Food catering services are getting more popular this Chinese New Year, with at least three of them seeing an increase of about 10 per cent to 15 per cent in customer orders.

This is because more people are turning to catered food as they find it troublesome to cook.

At the same time, they prefer to enjoy their meals in the comfort of their own homes, rather then jostle with the crowds at restaurants, said these caterers.

Paradise Group, which owns 11 brands and offers a catering service called One Paradise, has received 15 per cent more orders compared to last year, said its marketing manager Cynthia Yee.

As for Pin Si Kitchen, a restaurant in Yishun which has a catering business, managing director Edison Oh, said it is seeing a 10 per cent increase in buffet orders.

Neo Group, which oversees three catering brands, namely Neo Garden, Orange Clove and Deli Hub, also said it is receiving more orders for small-scale celebrations.
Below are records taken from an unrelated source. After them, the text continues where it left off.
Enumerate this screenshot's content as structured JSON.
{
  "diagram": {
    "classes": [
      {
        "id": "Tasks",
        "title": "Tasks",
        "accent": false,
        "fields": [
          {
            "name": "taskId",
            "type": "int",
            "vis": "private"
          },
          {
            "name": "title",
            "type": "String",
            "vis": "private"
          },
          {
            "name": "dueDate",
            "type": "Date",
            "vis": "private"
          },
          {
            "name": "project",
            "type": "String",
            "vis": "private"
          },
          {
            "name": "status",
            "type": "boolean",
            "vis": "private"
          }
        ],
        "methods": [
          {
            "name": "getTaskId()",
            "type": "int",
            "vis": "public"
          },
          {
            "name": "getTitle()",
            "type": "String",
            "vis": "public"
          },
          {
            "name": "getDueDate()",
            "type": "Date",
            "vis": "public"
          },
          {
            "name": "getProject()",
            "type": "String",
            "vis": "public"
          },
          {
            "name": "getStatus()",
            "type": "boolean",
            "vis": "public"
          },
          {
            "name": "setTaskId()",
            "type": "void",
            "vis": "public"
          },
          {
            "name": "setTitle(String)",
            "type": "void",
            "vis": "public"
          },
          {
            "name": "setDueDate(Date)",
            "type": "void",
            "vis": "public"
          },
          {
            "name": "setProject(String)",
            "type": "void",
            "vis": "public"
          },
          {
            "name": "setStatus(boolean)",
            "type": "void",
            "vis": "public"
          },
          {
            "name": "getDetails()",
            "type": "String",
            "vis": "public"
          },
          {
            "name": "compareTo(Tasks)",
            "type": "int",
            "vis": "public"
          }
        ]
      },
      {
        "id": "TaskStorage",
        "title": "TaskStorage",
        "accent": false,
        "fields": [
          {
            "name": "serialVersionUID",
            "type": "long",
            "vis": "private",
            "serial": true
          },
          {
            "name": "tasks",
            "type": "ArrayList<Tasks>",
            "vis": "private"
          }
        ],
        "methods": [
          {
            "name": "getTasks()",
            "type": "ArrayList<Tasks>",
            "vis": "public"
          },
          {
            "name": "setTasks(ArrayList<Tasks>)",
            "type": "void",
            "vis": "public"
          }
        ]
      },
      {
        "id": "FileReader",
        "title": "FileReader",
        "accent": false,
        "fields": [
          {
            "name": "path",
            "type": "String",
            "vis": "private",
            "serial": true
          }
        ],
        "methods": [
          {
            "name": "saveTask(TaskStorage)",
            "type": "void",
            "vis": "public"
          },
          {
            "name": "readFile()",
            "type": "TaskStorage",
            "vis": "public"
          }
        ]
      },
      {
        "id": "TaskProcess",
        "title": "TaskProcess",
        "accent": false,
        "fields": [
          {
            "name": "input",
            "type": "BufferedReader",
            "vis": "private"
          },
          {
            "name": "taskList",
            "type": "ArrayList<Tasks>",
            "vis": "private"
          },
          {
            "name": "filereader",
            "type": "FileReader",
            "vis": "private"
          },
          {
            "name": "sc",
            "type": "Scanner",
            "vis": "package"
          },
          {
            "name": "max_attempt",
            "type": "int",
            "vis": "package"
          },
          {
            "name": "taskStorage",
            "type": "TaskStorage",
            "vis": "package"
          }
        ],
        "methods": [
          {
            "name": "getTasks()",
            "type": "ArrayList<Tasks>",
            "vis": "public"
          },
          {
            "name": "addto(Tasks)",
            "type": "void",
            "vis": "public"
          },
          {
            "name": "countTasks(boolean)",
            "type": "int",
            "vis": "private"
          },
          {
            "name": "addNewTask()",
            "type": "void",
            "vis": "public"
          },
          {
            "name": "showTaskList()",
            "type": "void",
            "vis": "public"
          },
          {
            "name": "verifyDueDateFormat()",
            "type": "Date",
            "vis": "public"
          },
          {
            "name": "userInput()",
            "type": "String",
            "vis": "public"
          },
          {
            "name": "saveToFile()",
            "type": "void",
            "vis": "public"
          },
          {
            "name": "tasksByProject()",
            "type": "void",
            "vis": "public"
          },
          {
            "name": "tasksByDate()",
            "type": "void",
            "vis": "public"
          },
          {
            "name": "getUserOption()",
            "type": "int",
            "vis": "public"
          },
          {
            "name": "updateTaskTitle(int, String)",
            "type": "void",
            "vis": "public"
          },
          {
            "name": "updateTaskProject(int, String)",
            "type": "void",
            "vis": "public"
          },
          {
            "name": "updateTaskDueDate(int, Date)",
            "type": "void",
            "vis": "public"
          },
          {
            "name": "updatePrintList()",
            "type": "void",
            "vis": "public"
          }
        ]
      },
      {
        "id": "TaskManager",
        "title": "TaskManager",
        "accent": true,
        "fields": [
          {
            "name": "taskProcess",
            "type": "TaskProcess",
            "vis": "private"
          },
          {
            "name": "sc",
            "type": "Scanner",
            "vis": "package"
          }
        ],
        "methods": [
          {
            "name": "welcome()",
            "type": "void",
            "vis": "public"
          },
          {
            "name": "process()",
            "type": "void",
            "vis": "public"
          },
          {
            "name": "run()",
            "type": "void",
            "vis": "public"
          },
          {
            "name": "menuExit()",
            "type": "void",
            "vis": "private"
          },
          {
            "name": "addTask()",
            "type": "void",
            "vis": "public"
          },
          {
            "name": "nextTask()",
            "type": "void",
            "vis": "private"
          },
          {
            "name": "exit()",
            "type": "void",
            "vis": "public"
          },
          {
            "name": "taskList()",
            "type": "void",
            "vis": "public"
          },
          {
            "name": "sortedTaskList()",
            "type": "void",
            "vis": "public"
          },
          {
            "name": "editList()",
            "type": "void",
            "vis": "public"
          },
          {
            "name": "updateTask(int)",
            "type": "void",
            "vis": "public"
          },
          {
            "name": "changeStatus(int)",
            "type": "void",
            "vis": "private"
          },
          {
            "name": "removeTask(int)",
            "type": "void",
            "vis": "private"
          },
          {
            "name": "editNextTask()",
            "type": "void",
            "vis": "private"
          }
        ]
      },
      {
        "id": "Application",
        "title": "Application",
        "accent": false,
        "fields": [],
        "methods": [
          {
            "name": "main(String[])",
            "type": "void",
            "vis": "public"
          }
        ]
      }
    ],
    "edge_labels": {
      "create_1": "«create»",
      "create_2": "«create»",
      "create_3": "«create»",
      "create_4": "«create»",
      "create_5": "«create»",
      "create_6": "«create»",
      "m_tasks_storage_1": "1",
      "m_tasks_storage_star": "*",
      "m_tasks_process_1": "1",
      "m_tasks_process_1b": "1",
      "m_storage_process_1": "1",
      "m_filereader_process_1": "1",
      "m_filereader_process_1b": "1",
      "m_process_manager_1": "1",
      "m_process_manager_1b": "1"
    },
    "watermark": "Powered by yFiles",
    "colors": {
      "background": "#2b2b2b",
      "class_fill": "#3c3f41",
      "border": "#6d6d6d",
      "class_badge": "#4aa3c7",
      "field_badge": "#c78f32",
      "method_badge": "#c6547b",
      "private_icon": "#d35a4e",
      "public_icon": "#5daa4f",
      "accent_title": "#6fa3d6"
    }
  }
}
In fact, Ms Christina Thung, its senior marketing executive, said the number of orders this year has already surpassed last year's figure of 1,005 orders.

That figure entered the Singapore Book of Records as the highest number of events catered in a day, which translates to about 27,000 guests. Neo Group will reveal this year's figure later.

One fan of food catering is Madam Kathy Foo, 57, an administrative assistant in the public sector.

She has been catering food for her family gathering every Chinese New Year for the past decade.

Aside from its convenience, she said catering retains the merits of eating at home.

"When people eat at a restaurant, they tend to leave soon after," she said. "But if you cater food at home, you can spend more time talking to one another."

People also want to give their parents and grandparents a break from cooking, said Madam Mok Liang Tee, 60, who sells dried goods at Albert Centre. This means smaller crowds at dried-goods markets, she added.

However, not everyone has stopped cooking for their families.

Albert Centre patron Tham Suet Foong has been doing her new-year shopping at the market for the past three years and does not find it a chore at all.

Shopping for ingredients there "is relatively cheap and we get a large variety of food", said the 58-year-old.